Procrustes Analyses in R

Procrustes transformations (i.e. a form of multidimensional scaling that allows the comparison of two data sets) have been used extensively in recent literature to assess the similarity of geographical and genetic distributions of species, following the lead of Wang et al. (2010). See Jeremy’s post describing the method and its application to genomic data. I’ve scoured the internet but can’t seem to find a way to make these plots using R (or any software for that matter). Here’s a simple tutorial on how to do this in R using principal components (PC1, and PC2) already computed from a PCA on SNP data (using your favorite tool – eg. EIGENSOFT, or even in R, and geographical coordinates for each individual. This tutorial uses the package “MCMCpack” to compute Procrustes transformations. As an example, I am using a chunk of the European data-set published in Novembre et al. (2008), which I downloaded from here. Note that this file already contains geographical information (latitude and longitude), and PC’s 1 and 2 computed using EIGENSOFT.

nov

Procrustes analyses of genetic and geographic coordinates in Europe, sensu Wang et al. (2010).

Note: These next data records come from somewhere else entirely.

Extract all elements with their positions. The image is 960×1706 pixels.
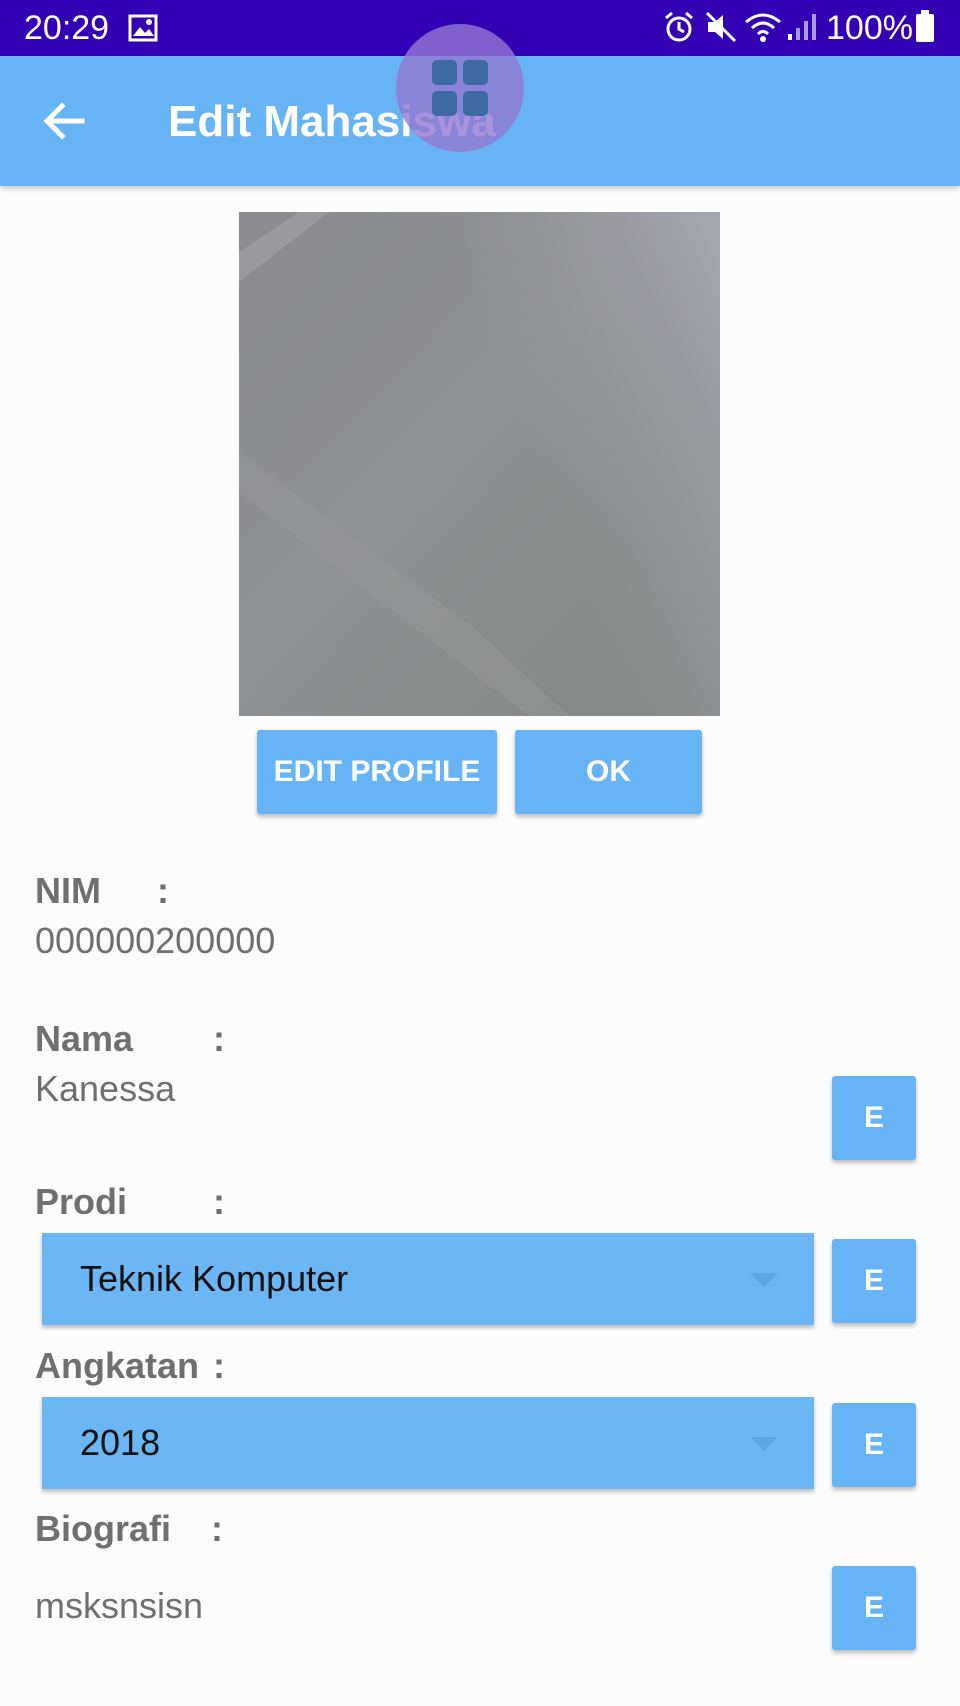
nama-colon: : bbox=[213, 1018, 225, 1059]
battery-icon bbox=[916, 10, 934, 42]
mute-icon bbox=[705, 11, 737, 43]
grid-icon bbox=[432, 60, 488, 116]
biografi-colon: : bbox=[211, 1508, 223, 1549]
nim-value: 000000200000 bbox=[35, 920, 276, 961]
floating-app-switcher[interactable] bbox=[396, 24, 524, 152]
prodi-dropdown[interactable]: Teknik Komputer bbox=[42, 1233, 814, 1325]
arrow-left-icon bbox=[43, 102, 85, 140]
edit-profile-button[interactable]: EDIT PROFILE bbox=[257, 730, 497, 814]
back-button[interactable] bbox=[30, 86, 100, 156]
chevron-down-icon bbox=[750, 1273, 778, 1287]
edit-angkatan-button[interactable]: E bbox=[832, 1403, 916, 1487]
wifi-icon bbox=[745, 13, 781, 42]
nim-label: NIM bbox=[35, 870, 101, 911]
edit-prodi-button[interactable]: E bbox=[832, 1239, 916, 1323]
nim-colon: : bbox=[157, 870, 169, 911]
profile-photo bbox=[239, 212, 720, 716]
angkatan-selected: 2018 bbox=[80, 1422, 161, 1463]
ok-button[interactable]: OK bbox=[515, 730, 702, 814]
biografi-value: msksnsisn bbox=[35, 1585, 204, 1626]
biografi-label: Biografi bbox=[35, 1508, 172, 1549]
prodi-colon: : bbox=[213, 1181, 225, 1222]
edit-nama-button[interactable]: E bbox=[832, 1076, 916, 1160]
status-time: 20:29 bbox=[24, 9, 110, 47]
angkatan-colon: : bbox=[213, 1345, 225, 1386]
angkatan-dropdown[interactable]: 2018 bbox=[42, 1397, 814, 1489]
nama-value: Kanessa bbox=[35, 1068, 176, 1109]
angkatan-label: Angkatan bbox=[35, 1345, 200, 1386]
alarm-icon bbox=[665, 11, 693, 42]
nama-label: Nama bbox=[35, 1018, 134, 1059]
prodi-selected: Teknik Komputer bbox=[80, 1258, 349, 1299]
battery-percent: 100% bbox=[826, 9, 913, 47]
prodi-label: Prodi bbox=[35, 1181, 128, 1222]
signal-icon bbox=[788, 14, 816, 40]
image-icon bbox=[128, 14, 158, 42]
chevron-down-icon bbox=[750, 1437, 778, 1451]
edit-biografi-button[interactable]: E bbox=[832, 1566, 916, 1650]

 install.packages(“MCMCpack”)
library(MCMCpack)
library(maps)
nov<-read.table("PCA.txt",header=TRUE,sep="\t")
X<-as.matrix(cbind(nov$longitude,nov$latitude))
Xstar<-as.matrix(cbind(nov$PC1,nov$PC2))
p<-procrustes(Xstar,X,translation=TRUE,dilation=TRUE)
map(database="world",regions=c('belgium','netherlands',
'austria','denmark','portugal','italy','spain','uk','germany',
'france','sweden','norway','finland','luxemburg',
'greece','monaco','ireland'),xlim=c(-10,20),ylim=c(35,60))
map.axes()
text(p$X.new,col=c(nov$alabels),labels=nov$alabels,cex=0.45)
text(nov$longitude,nov$latitude,col=c(nov$alabels),
labels=nov$alabels)

And voila! My best reproduction of Figure 1 of Wang et al. (2010) – please note that I only used a portion of the data-set in this tutorial. Feel free to play around with other data-sets, and let me know how it goes!